For everything in this journey of life we are on, there is a right wing and a left wing: for the wing of love there is anger; for the wing of destiny there is fear; for the wing of pain there is healing; for the wing of hurt there is forgiveness; for the wing of pride there is humility; for the wing of giving there is taking; for the wing of tears there is joy; for the wing of rejection there is acceptance; for the wing of judgment there is grace; for the wing of honor there is shame; for the wing of letting go there is the wing of keeping. We can only fly with two wings and two wings can only stay in the air if there is a balance. Two beautiful wings is perfection. There is a generation of people who idealize perfection as the existence of only one of these wings every time. But I see that a bird with one wing is imperfect. An angel with one wing is imperfect. A butterfly with one wing is dead. So this generation of people strive to always cut off the other wing in the hopes of embodying their ideal of perfection, and in doing so, have created a crippled race.
Growing up means learning what life is. When you're little, you have a set of ideals, standards, criteria, plans, outlooks, and you think that you have to sit around and wait for them to happen to you and then life will work.

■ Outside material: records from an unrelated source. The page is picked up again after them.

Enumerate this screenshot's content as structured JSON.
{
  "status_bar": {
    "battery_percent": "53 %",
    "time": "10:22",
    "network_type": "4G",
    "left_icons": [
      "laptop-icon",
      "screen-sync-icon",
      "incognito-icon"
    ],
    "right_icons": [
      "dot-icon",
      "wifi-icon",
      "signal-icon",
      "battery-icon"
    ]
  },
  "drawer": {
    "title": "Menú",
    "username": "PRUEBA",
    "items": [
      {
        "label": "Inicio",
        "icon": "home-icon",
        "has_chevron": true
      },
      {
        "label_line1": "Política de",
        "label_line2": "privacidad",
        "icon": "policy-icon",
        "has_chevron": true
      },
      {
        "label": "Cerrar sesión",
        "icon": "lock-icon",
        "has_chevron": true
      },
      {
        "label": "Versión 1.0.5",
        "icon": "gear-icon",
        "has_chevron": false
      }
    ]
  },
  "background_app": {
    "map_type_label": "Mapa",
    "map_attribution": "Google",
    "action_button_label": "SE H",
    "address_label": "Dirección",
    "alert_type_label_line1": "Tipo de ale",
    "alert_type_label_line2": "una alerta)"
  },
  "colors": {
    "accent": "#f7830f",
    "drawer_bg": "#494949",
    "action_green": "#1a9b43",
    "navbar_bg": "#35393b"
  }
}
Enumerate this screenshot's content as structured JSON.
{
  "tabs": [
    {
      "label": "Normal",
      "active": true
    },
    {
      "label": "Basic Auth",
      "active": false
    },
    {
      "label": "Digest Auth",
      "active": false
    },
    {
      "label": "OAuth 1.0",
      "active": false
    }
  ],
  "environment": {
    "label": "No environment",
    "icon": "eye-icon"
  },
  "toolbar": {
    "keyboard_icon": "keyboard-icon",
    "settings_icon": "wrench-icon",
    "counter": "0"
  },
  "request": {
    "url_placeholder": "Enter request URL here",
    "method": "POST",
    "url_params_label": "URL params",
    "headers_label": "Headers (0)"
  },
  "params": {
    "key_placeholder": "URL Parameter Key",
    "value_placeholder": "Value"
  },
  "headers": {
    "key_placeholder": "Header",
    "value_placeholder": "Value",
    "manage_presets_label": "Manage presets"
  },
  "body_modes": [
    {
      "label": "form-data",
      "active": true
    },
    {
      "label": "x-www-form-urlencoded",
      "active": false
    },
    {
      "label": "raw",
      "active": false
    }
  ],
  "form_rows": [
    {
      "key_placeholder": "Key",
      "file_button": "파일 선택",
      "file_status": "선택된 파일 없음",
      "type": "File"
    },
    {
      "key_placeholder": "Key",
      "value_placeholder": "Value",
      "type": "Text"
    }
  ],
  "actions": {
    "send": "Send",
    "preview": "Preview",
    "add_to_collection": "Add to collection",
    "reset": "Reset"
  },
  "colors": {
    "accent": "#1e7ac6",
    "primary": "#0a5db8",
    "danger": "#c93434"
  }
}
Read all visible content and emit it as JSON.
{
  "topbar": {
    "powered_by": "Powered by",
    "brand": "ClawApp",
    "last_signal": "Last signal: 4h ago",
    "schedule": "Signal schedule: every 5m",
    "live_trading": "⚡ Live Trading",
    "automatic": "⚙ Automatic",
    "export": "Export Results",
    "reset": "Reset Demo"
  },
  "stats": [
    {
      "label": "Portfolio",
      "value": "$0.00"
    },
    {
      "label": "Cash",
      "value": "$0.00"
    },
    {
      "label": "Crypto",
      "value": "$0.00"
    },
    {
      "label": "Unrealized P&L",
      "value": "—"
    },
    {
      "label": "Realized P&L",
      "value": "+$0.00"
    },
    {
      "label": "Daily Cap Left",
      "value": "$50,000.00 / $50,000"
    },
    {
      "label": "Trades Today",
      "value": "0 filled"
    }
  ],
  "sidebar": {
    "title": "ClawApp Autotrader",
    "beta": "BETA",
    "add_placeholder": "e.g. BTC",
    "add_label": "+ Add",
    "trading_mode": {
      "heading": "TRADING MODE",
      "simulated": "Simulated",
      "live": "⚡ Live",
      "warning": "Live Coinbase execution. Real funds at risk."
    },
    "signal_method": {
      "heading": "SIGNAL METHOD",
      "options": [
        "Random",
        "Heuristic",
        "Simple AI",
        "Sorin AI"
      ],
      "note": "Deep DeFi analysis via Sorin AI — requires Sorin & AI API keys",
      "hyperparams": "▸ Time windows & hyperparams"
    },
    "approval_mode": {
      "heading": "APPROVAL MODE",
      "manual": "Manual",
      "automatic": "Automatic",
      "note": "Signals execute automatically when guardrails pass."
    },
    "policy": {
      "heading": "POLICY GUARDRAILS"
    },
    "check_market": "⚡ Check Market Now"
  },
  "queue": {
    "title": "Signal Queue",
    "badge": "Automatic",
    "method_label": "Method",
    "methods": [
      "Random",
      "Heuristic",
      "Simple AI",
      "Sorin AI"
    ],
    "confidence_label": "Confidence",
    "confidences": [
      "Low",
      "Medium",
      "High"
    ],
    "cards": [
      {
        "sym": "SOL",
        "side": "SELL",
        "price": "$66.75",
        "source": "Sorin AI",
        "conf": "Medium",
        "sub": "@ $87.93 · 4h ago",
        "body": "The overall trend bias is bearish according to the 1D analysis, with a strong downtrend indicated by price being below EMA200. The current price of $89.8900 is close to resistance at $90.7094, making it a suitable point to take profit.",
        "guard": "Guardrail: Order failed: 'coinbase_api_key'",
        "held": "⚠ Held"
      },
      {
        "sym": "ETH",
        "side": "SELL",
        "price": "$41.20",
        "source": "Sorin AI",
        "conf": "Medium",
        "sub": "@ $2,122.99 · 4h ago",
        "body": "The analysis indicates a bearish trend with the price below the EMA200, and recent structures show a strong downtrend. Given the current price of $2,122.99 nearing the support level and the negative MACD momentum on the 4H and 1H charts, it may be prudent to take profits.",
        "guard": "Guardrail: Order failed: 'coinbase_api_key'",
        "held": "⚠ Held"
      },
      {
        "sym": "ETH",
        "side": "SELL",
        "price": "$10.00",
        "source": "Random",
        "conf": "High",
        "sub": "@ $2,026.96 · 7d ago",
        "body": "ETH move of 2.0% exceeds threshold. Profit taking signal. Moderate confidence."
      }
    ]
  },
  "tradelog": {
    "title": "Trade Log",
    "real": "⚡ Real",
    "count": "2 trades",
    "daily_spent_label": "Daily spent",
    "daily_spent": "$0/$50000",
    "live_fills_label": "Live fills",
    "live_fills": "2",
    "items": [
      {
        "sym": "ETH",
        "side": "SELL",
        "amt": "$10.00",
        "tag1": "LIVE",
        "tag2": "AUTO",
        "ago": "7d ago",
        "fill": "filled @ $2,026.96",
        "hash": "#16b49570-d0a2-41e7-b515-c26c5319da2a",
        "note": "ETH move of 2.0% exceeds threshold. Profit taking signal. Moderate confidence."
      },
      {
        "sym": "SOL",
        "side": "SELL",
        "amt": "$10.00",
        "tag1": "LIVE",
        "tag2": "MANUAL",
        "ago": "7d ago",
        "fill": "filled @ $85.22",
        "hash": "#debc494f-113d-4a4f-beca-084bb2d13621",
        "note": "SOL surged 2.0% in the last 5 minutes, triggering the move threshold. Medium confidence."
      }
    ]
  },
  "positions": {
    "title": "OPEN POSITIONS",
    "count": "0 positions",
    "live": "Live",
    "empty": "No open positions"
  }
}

But life isn't like that, for anybody; you can't fall in love with a standard, you have to fall in love with a person. You can't live in a criteria, you have to live your life. You can't wait for your plans to materialize, because they may never materialize the way you think they will. You can't wait to watch your ideals and standards walk up to you, because you can't know what's yours until you have it. I always say, always take the first chance in case you never get a second one, but growing up takes that even one step further, growing up means that you have to hold on to what you have, when you have it, because what you have- that's yours- and all the ideals and criteria you have set in your head, those aren't yours, because those haven't happened to you.